Snowmobile Track Replacement Problems.
You probably got the track back in now, but the magic word is a BOTTLE JACK and MACHINE ON SIDE.
I had my track out before and it went back in place no problem with the machine and track on the garage floor.
The next time I put studs on my track and new rear shock the same time. The track was a bugger to put back in. Fought for hours, even squashed down the suspension shock and tied with mechanics wire or coat hanger wire. But I this seems to make the track longer when the shock is squashed down and the track is not bolted in place.
Make sure your track is sitting in alignment in proper track grooves at all times as its hard to see everything while you are struggling.
Get good lighting on the subject. Make sure your track adjusters are completely backed off or removed and that the rear idler shaft is completely full ahead, even if you have to tap it!
Here is what I found best. Flip the snowmobile on its side and protect your front engine cover with sleeping bag on your garage floor or something of that nature. Watch you don't break off mirrors or windshield or just remove the hood completely.
With snowmoible completely on its side you can drop track into place. I have always put the front bolts in 1st.

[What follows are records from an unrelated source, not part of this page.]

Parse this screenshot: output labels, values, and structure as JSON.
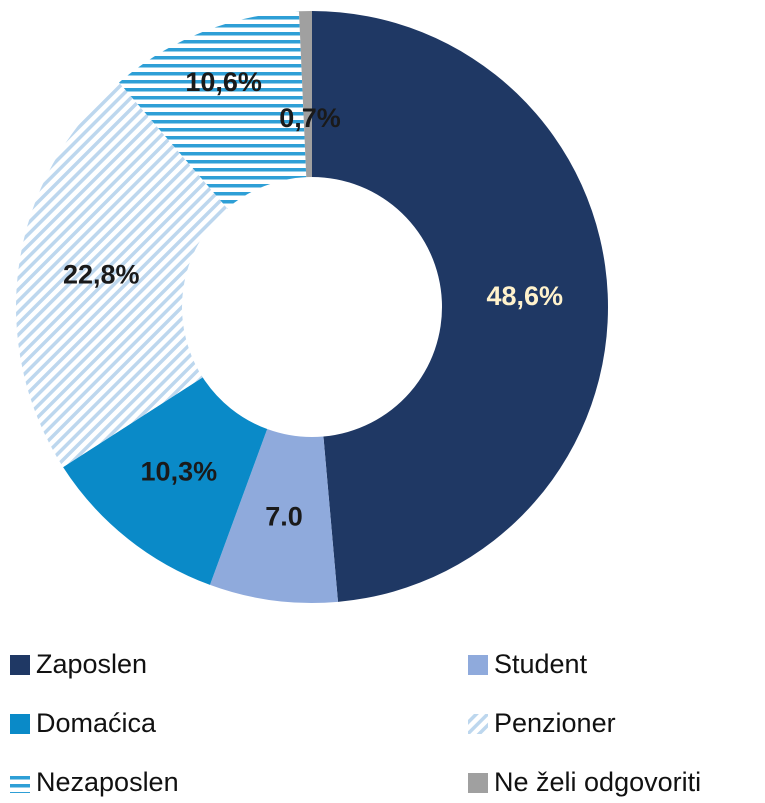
{
  "chart_data": {
    "type": "donut",
    "categories": [
      "Zaposlen",
      "Student",
      "Domaćica",
      "Penzioner",
      "Nezaposlen",
      "Ne želi odgovoriti"
    ],
    "values": [
      48.6,
      7.0,
      10.3,
      22.8,
      10.6,
      0.7
    ],
    "value_labels": [
      "48,6%",
      "7.0",
      "10,3%",
      "22,8%",
      "10,6%",
      "0,7%"
    ],
    "colors": [
      "#1f3864",
      "#8faadc",
      "#0a8ac8",
      "#bdd7ee",
      "#2e9fd6",
      "#a0a0a0"
    ],
    "fills": [
      "solid",
      "solid",
      "solid",
      "diagonal",
      "horizontal",
      "solid"
    ],
    "label_colors": [
      "#fff2cc",
      "#1a1a1a",
      "#1a1a1a",
      "#1a1a1a",
      "#1a1a1a",
      "#1a1a1a"
    ],
    "legend": "bottom"
  }
}
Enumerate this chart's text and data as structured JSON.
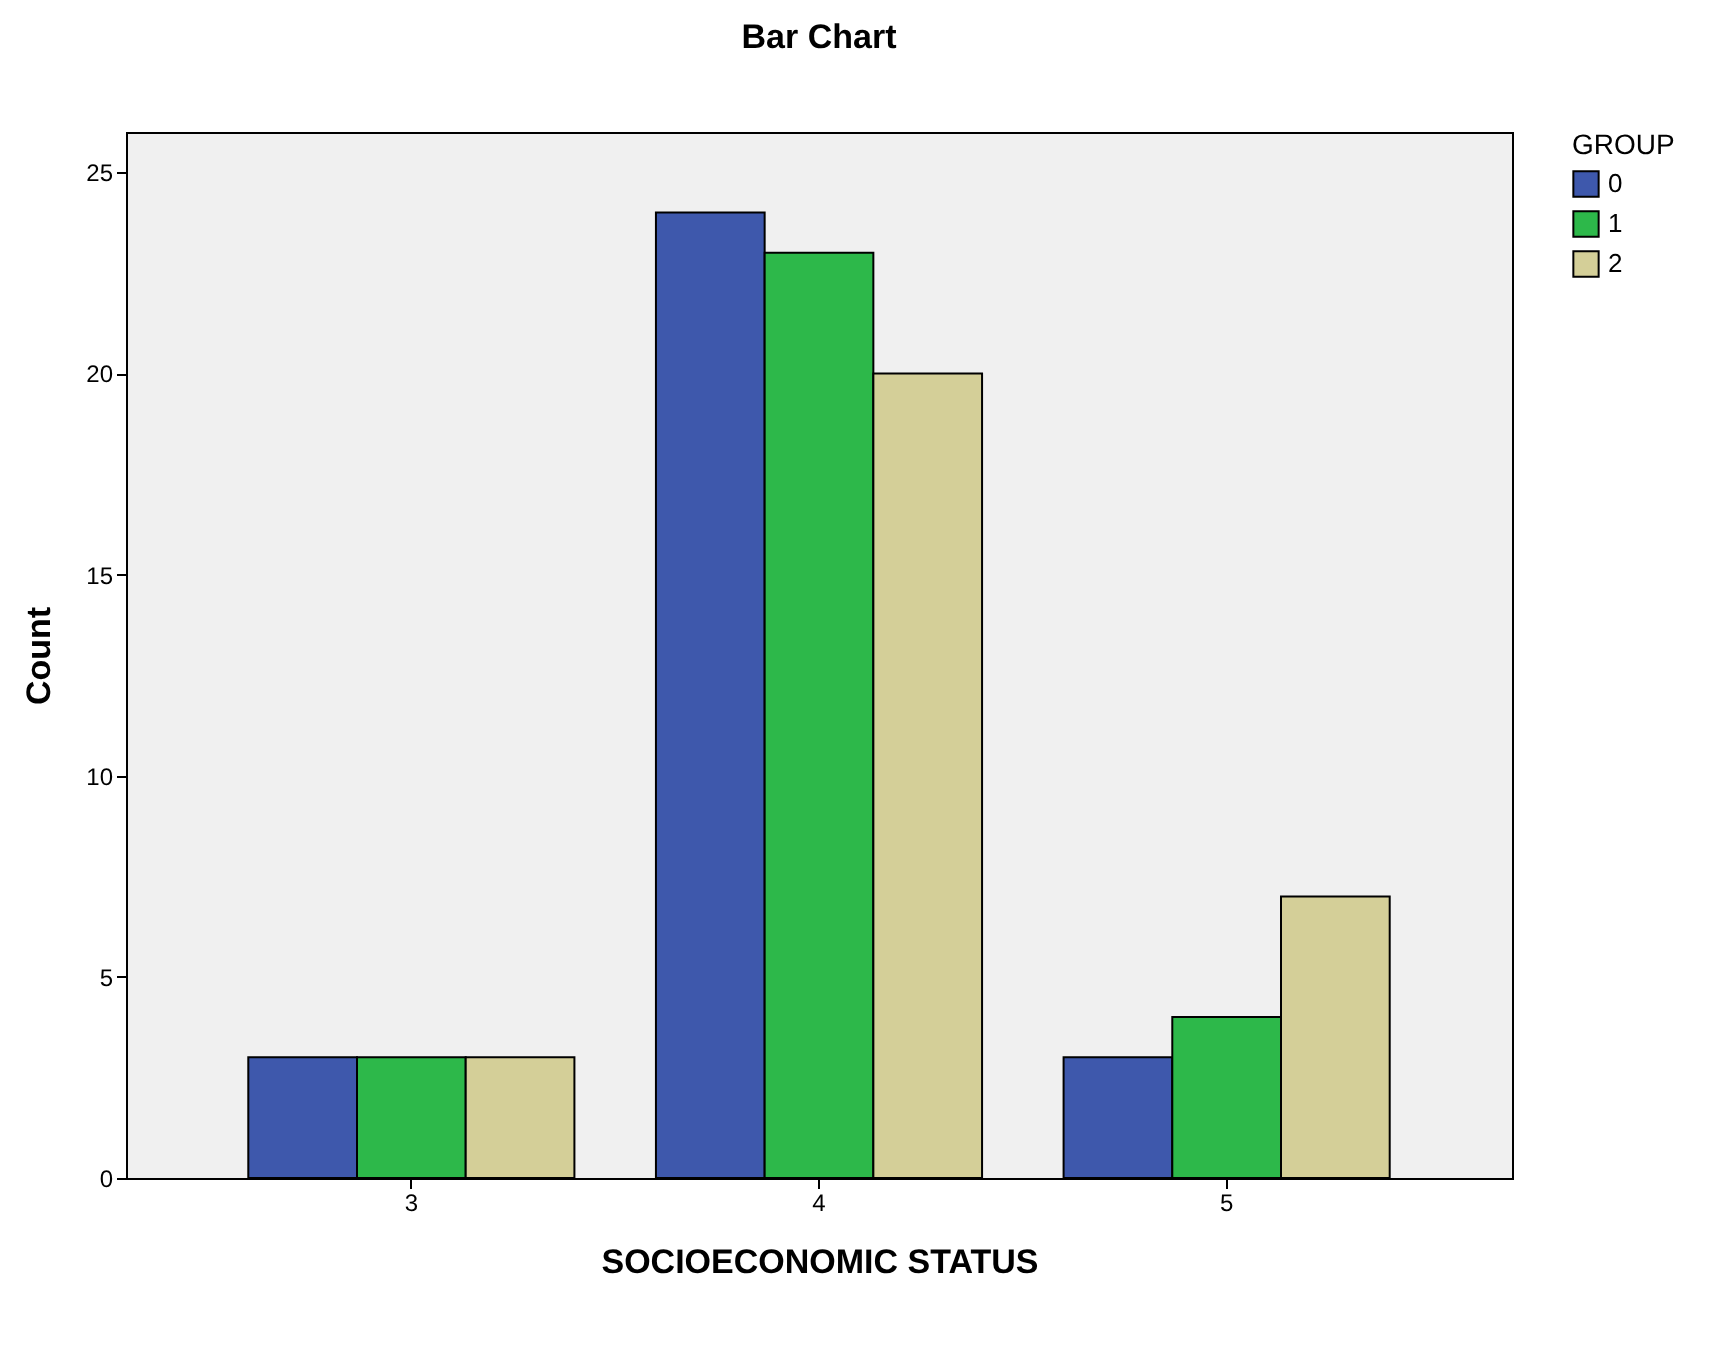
{
  "chart_data": {
    "type": "bar",
    "title": "Bar Chart",
    "xlabel": "SOCIOECONOMIC STATUS",
    "ylabel": "Count",
    "legend_title": "GROUP",
    "categories": [
      "3",
      "4",
      "5"
    ],
    "series": [
      {
        "name": "0",
        "color": "#3e58ac",
        "values": [
          3,
          24,
          3
        ]
      },
      {
        "name": "1",
        "color": "#2db84a",
        "values": [
          3,
          23,
          4
        ]
      },
      {
        "name": "2",
        "color": "#d4cf98",
        "values": [
          3,
          20,
          7
        ]
      }
    ],
    "ylim": [
      0,
      26
    ],
    "yticks": [
      0,
      5,
      10,
      15,
      20,
      25
    ],
    "grid": false,
    "legend": "top right"
  }
}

Here is the easy trick. Get an adjustabe car hydraulic pump jack or screw jack and fit the jack between the front drive sprocket shaft and between the front suspension shaft. You only need a very little or almost no pressure as I screwed the jack by hand a coule of turns to get the slack out of the track. Usually you are trying to stretch that track about 1 inch in this area to get the bolt holes to alignment up. Once I figured out the jack thing, the track bolts were in within minutes, where before I fought for 2 different evenings trying to get track in where the year before if had no problem.